New Barents Sea Survey
One of the hottest areas in north-west Europe at the moment is the Barents Sea, where a number of major discoveries have been made in recent years, including the giant Skrugard and Havis finds, which have estimated combined reserves of between 400 and 600 MMbo. With annual licensing rounds and increasing infrastructure in the region, the need for additional information about the area is always strong, with industry demand for acreage in the Barents Sea at an all-time high.
Searcher Seismic, in partnership with Dolphin Geophysical, have recently announced that they are about to undertake a non-exclusive 3D high resolution survey, which will cover 2,880 km2 of the Troms area in the southern Barents Sea, about 100 km from the coast. This acreage recently opened for exploration and is located immediately adjacent to proven oil and gas fields. Interpretation suggests that the survey, which is known as Rødspurv, covers an area which is thought to be charged from the north by the Mesozoic rocks located down dip of the Troms-Finnmark fault complex, with potential reservoirs being Permian and Carboniferous clastics.
The transition from technology development to commercialisation is a very critical phase of any technology innovation company. A main shareholder securing this transition as well as giving valuable input for further development is crucial for long-term success.
Norwegian company OCTIO specialises in the permanent and semi-permanent monitoring of reservoirs, drilling and injection wells using high vector fidelity seismic MEMS sensors with interface to EM, chemical, biological and oceanographic sensors. Having developed its systems over a number of years, it has now joined forces with Statoil Technology Invest, which has become a major shareholder. Statoil is considered one of the world’s leading oil companies with regard to enhanced oil recovery (EOR) and is continuously seeking solutions to improve this further, combined with a high focus on reducing risk and cost of operation.

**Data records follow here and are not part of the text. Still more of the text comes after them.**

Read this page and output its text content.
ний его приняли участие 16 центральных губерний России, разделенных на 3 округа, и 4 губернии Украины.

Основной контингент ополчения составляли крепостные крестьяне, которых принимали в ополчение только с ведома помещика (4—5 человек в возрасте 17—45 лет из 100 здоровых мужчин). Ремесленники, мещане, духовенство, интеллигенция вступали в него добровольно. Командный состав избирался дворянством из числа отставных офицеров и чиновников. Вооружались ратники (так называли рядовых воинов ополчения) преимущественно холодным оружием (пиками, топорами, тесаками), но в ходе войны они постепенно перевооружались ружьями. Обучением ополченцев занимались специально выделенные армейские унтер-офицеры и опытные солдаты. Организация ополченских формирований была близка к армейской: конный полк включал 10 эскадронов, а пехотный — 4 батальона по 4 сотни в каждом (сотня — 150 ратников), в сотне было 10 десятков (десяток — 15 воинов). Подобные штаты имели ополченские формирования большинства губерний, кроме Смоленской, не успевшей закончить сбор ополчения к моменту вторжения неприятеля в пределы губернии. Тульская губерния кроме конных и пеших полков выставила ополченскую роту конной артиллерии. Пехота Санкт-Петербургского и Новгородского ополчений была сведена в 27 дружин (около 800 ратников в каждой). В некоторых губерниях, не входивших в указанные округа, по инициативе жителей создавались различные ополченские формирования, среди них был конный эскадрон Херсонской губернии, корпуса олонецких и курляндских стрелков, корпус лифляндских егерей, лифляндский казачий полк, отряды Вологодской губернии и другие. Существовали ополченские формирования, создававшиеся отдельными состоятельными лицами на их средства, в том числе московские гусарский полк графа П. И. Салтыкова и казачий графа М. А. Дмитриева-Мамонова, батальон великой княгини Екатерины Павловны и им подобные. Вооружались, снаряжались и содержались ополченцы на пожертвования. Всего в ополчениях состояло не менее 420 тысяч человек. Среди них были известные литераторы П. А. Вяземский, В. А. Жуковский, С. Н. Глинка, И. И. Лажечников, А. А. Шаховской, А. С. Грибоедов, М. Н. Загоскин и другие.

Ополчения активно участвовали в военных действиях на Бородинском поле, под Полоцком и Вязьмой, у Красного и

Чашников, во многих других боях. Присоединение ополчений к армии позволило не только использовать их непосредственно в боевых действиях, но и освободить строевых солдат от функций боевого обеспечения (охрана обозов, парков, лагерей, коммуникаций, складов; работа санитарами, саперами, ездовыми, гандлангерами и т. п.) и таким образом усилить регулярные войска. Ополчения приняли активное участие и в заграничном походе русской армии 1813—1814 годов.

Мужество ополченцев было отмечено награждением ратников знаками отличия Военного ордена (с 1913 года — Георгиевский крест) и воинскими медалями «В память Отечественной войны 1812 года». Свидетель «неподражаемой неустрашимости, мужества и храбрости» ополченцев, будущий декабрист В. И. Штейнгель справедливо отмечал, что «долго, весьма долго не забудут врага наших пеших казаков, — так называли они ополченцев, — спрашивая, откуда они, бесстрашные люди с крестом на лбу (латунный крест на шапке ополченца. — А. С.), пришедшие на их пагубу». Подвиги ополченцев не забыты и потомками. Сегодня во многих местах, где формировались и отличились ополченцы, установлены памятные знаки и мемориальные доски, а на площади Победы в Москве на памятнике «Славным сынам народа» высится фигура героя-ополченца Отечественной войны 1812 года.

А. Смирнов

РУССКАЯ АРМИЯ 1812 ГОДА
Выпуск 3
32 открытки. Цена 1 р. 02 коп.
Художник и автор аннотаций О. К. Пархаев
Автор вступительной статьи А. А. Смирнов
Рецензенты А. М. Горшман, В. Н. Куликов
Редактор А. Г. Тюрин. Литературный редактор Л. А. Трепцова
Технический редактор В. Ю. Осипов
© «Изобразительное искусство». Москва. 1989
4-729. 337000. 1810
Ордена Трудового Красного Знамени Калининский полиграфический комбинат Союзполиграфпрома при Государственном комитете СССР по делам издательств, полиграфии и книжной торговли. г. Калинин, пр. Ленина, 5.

Fully Integrated Geoscience Group
From the beginning of February 2013, all the geoscience divisions of Fugro will be incorporated into their new home in CGG, creating a fully integrated Geoscience group which the company believes holds a leading position in the fast growing high-end integrated geology and geophysics and reservoir market. Over 2,500 ex-Fugro employees have been incorporated into this new group. The agreement with Fugro which led to this also includes strategic partnerships, such as the creation of a joint venture company, Seabed Geosolutions, owned 60%/40% by Fugro and CGG, which will focus on the rapidly growing seabed acquisition market, and a marketing and selling multi-client agreement for CGG to sell Fugro’s existing 3D data, which remains owned by Fugro.
As part of this development the company has decided to shorten and simplify its brand name from CGGVeritas to CGG, capitalising on the heritage of this long-established company.